The elderly owner looked up.
Shimura froze completely still like a criminal awaiting sentencing.
Then the woman quietly laughed.
Even her laugh sounded peaceful.
SCENE 5 — “KYOTO AFTER RAIN”
Rain returned just before evening.
Kyoto glowed beneath wet lantern light while narrow streets reflected gold and crimson across stone pathways polished smooth by centuries of footsteps.
The city smelled of:
- rainwater
- incense
- wet wood
- tea
- earth cooling after humidity
Nobody spoke for several minutes as they walked.
Even Conan seemed quieter now.
Peter finally broke the silence.
“One reason visitors become emotional in Kyoto is that the city preserves continuity. Many streets here look similar to how they looked generations ago.”
Tina looked at the wooden buildings disappearing into mist.
“Tokyo feels like survival.
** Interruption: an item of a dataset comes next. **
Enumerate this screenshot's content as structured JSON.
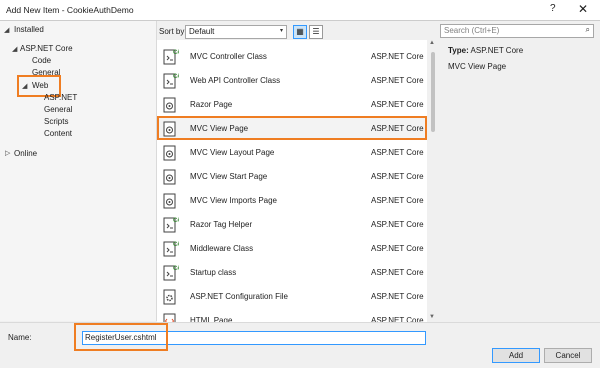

Kyoto feels like memory.”
Marie nodded gently.
“In Japan, beauty is often connected to awareness that things disappear.”
Jack Black watched rainwater drip from a lantern roof.
“I think this city slows people down on purpose.”
Peter smiled.
“Kyoto punishes rushing.”
At that exact moment, Ken Shimura attempted to leap dramatically across a rain puddle and failed catastrophically.
Water exploded everywhere.
A nearby businessman burst into laughter before catching himself and bowing apologetically for laughing too loudly.
Conan pointed at him triumphantly.
“There it is again. Emotional release followed immediately by social regret.”
Shimura stood up completely soaked, raised one finger toward the sky, and announced proudly:
“Kyoto baptism.”
And for the first time since arriving in Japan, Tina Fey laughed so hard she couldn’t speak.
Final Thoughts by Conan O’Brien

After seven days, I learned that Japan is not strange in a random way.
It is strange in an organized, considerate, deeply human way.
Tokyo taught me that silence can be kindness.
Kyoto taught me that beauty can make even me stop talking.
Ramen taught me that soup can have moral authority.
Convenience stores taught me loyalty.
Ken Shimura taught me that dignity is optional, but timing is sacred.
Japan does not explain itself loudly.
It waits.
Then one morning, under red gates in the mist, you realize it has quietly entered your heart.
Short Bios:
Conan O’Brien — The tall American comic trying to understand Japan without destroying international relations.
Tina Fey — The sharp observer who sees the logic hiding inside Japan’s emotional restraint.
Jack Black — The loud-hearted traveler who reacts to every snack, shrine, and train like it may change his life.
Ken Shimura — The Japanese comedy legend who turns awkward silence into shared laughter.
Marie Kondo — The calm guide who notices the emotional meaning inside ordinary details.
Chris Broad — The Tokyo guide who explains Japan’s hidden systems with dry humor and grounded insight.
Peter Barakan — The Kyoto guide who brings history, memory, and cultural depth to old Japan.